Je sais aujourd’hui que je ne suis pas condamnée, que je peux connaître le partage et l’intimité sans risquer ma peau à la première étreinte. Ces notions étrangères à ma construction peinent à s’ancrer mais j’ai pleine foi en l’idée d’y parvenir.
J’ai encore des saignements intempestifs lorsque je suis en contact, même de loin, avec elle, mais j’envisage de pouvoir un jour être mère si je le souhaite.
Je suis à l’aube du deuil de ma mère encore vivante, et pourtant je suis épuisée. Épuisée des dix années qu’il m’a fallu pour sortir de la honte, de l’indicible, mettre des mots sur ce qui m’empêchait de vivre pour tout bonnement m’y autoriser.
Cette guerre je ne la dois pas à mon statut de victime mais à l’omerta du silence, du tabou de l’inceste, avec dans mon cas la particularité maternelle.
Cesser d’ériger la famille comme temple inaliénable et la maternité comme absolution suprême, c’est aussi libérer des paroles, et sauver des vies.
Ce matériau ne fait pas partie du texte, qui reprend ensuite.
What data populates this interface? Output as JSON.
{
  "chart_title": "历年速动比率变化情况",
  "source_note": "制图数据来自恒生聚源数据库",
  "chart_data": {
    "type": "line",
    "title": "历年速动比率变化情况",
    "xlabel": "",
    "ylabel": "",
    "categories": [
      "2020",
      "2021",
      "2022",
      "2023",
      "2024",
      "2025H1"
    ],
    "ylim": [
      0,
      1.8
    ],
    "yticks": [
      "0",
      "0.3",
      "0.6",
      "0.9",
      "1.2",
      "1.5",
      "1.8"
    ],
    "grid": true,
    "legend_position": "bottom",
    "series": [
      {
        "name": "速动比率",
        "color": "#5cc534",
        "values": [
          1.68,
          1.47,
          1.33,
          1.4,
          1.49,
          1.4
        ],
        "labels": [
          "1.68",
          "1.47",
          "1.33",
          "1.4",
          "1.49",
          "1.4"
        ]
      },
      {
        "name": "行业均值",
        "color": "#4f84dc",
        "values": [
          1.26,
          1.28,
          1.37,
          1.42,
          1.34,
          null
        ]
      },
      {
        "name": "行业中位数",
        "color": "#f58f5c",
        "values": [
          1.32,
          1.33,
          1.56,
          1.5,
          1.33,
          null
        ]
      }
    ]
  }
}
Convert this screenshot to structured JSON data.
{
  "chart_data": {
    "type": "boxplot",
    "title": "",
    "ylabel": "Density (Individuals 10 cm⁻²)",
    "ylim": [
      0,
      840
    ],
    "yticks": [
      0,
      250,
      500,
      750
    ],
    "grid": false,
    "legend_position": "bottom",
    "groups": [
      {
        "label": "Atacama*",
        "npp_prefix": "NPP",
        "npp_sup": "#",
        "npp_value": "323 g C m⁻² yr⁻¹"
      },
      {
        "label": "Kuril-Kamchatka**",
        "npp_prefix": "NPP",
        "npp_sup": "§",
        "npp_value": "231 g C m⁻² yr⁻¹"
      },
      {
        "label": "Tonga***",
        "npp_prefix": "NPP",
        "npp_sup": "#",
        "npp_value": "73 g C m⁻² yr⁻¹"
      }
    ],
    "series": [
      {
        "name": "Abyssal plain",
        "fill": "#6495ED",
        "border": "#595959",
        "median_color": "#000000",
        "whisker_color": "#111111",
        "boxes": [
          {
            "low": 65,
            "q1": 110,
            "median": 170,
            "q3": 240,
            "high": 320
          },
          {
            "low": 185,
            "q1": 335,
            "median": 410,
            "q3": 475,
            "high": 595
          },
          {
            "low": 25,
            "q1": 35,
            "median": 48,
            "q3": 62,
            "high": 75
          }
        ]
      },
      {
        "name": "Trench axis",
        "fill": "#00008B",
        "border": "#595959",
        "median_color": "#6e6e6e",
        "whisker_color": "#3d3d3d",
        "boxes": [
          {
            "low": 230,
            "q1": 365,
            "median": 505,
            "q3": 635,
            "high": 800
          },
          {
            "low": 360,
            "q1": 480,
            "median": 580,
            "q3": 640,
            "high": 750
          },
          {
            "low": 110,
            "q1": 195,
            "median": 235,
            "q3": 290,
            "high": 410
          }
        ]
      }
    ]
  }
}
Bonjour Marine, merci infiniment de votre témoignage. Il résonne terriblement. Je suis fille d’une maman médecin, et je viens d’apprendre qu’elle a violée ma soeur et potentiellement moi, mais je ne m’en souviens pas. Merci de votre parole infiniment vraie et courageuse, et bravo de parler, et surtout bravo d’avoir trouvé les ressources pour survivre, et surtout vivre. Je suis maman d’une petite fille de quatre ans, et je fais de mon mieux pour lui permettre d’exister pleinement, ultra vigilante à mes contacts, mes élans naturels de calins et ses besoins. Heureuse de toujours lui poser la question de son envie, et de la respecter. Une véritable transformation du passé, et vous lire me confirme qu’il est possible de construire autre chose. Sincèrement, encore merci.